I get the film is painting a portrait of Amy Winehouse and to fans it comprehensively supplies a definitive account, but for me it’s a missed opportunity to overtly talk about celebrity pressure with fame and the media assisting in the dismantling of good people. This stuff isn’t just facts in her life like what she got for her tenth birthday; it’s a direct cause of her death. We get inklings of Mitch’s fame whoring by bringing a camera crew to exploit her rather than be a father, but this couldn’t have been an isolated incident. It almost comes across as though Mitch only agreed to talk to Kapadia if he wasn’t explicitly fingered as a cause of her demise. The same goes with Blake escalating her addiction.

The result is more puff piece than crucial—a compilation of interviews and behind the scenes footage showing exactly what we’ve already seen. You can’t even say that it’s in her own words since she isn’t filming or recording herself. We don’t delve into her diaries like Montage of Heck or Listen to Me Marlon, everything is through the filter of entertainment. Amy is trying to make the camera-holders laugh by being cute in her early years and later-on she becomes so used to paparazzi that her steely look of indifference is anything but candid. So little of the footage is without artifice that I think it would have been better served to acknowledge this fact. Show us how the media and fans turned her into a commodity.
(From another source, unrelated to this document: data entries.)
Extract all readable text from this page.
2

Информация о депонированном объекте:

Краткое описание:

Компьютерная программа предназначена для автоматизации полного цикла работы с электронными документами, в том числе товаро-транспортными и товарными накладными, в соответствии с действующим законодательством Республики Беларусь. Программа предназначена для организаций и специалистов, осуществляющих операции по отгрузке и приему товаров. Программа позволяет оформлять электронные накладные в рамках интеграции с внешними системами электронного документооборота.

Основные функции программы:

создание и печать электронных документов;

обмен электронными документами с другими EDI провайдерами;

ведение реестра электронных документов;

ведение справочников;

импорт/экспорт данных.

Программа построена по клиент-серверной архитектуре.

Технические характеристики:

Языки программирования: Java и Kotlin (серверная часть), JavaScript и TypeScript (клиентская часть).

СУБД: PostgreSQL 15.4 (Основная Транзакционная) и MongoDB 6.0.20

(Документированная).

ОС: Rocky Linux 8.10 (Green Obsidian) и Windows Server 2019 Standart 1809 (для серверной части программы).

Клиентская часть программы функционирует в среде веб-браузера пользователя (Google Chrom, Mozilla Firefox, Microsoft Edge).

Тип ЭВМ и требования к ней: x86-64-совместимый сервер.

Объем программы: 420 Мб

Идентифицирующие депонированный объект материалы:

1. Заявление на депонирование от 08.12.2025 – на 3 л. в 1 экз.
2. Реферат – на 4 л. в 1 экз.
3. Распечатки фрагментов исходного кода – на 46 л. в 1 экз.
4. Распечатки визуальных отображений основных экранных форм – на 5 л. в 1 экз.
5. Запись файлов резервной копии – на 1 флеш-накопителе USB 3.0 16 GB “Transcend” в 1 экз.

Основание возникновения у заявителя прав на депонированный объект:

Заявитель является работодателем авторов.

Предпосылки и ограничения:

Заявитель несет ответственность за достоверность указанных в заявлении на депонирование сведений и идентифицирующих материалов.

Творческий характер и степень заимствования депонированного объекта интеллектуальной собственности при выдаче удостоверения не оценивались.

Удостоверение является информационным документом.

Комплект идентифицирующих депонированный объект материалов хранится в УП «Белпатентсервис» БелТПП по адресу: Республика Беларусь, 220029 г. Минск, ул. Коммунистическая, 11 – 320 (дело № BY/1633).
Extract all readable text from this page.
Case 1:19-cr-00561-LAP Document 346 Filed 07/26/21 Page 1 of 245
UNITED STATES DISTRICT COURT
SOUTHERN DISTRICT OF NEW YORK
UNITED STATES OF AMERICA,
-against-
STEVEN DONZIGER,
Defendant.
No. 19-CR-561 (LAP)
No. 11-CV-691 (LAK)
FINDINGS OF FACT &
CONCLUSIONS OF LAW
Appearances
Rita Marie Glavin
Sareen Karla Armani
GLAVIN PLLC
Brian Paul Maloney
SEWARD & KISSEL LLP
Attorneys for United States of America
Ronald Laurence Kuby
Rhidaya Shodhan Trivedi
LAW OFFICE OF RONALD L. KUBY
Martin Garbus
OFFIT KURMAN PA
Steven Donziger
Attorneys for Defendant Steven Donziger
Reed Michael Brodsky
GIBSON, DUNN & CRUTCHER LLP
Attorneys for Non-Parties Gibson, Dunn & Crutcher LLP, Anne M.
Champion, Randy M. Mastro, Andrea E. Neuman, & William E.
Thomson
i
Focus on Mitch and Blake leeching off her for their own fix. Get deeper into the mind of acting manager Raye Cosbert and press him on details like his supposedly telling Amy not to go to Belgrade and her wanting to despite everyone saying hated the idea of that tour. To include this juicy side of recklessness you must go further. If you just wanted to tell a story about a sweet girl with a great voice who had so much to offer, stick to bodyguard Andrew Morris and producer Salaam Remi—their memories of her are great. Winehouse’s life was much darker than all that, though. Dark enough that you cannot just dip a toe in the water and stop. Kapadia never fully submerges.